La cuota tiene que encajar en tu vida real, no solo en la simulación optimista del día de la firma.

Cómo funciona el simulador de hipoteca del Banco de España

Paso a paso en la herramienta

  1. Entra en el simulador de préstamo hipotecario o personal del Banco de España y elige el tipo de préstamo que quieres probar.
  2. Introduce el importe que vas a pedir, el plazo de devolución y el tipo de interés. El simulador trabaja con cuotas mensuales y con un tipo constante para darte una referencia clara.
  3. Haz varias pruebas con los mismos datos cambiando solo una variable: por ejemplo, 20, 25 y 30 años; o 2 %, 3 % y 4 % de interés. Así ves qué pesa más en la cuota.
  4. Revisa la gráfica. Sirve para comparar las distintas opciones de forma visual y detectar rápido si una cuota te deja poco margen de maniobra.
  5. Si vas con el móvil, la herramienta también está disponible como aplicación, así que puedes retocar números sin estar delante del ordenador.

El resultado es orientativo: no incluye la negociación real con tu banco ni todos los costes asociados a una hipoteca, pero sí te pone delante una cifra útil para descartar ofertas imposibles desde el principio.

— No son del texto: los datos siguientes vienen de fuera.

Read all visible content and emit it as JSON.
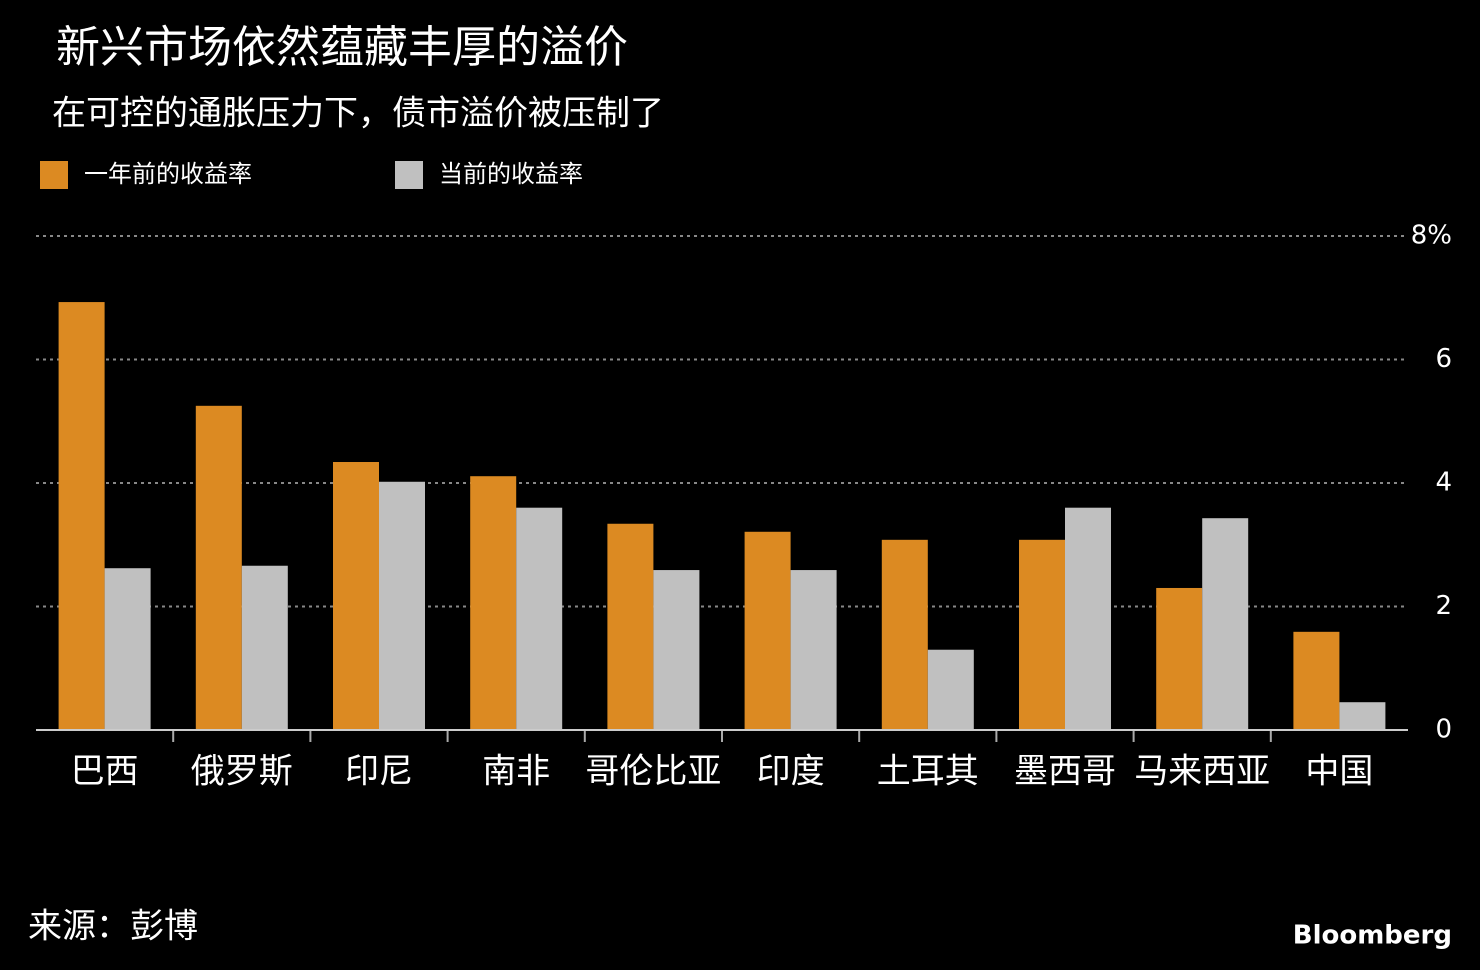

Ejemplo práctico con una hipoteca de 150.000 €

Si Ana, que vive en Sevilla, pide 150.000 € a 25 años con un interés del 3 %, la cuota sale en torno a 712 € al mes. Si mantiene el mismo tipo pero acorta el plazo a 20 años, la cuota sube hasta unos 831 €; si lo alarga a 30 años, baja a unos 632 €.

La diferencia parece pequeña mes a mes, pero el coste total cambia mucho. En el escenario de 25 años al 3 %, Ana acabaría devolviendo aproximadamente 213.480 € en total, de los que unos 63.480 € serían intereses. Eso explica por qué un plazo más largo alivia la cuota, pero encarece la hipoteca completa.

Tipo fijo, variable, mixto, plazo y carencia: lo que de verdad cambia tu cuota

La cuota no se mueve solo por el importe prestado. También cambia por el tipo de interés, el plazo, la carencia y la forma en la que el banco revisa el préstamo. Para comparar de verdad, mira el coste total y no solo el número de la mensualidad. El Banco de España también ofrece simuladores para calcular la TAE de un préstamo hipotecario y poner en la misma foto intereses, comisiones y gastos.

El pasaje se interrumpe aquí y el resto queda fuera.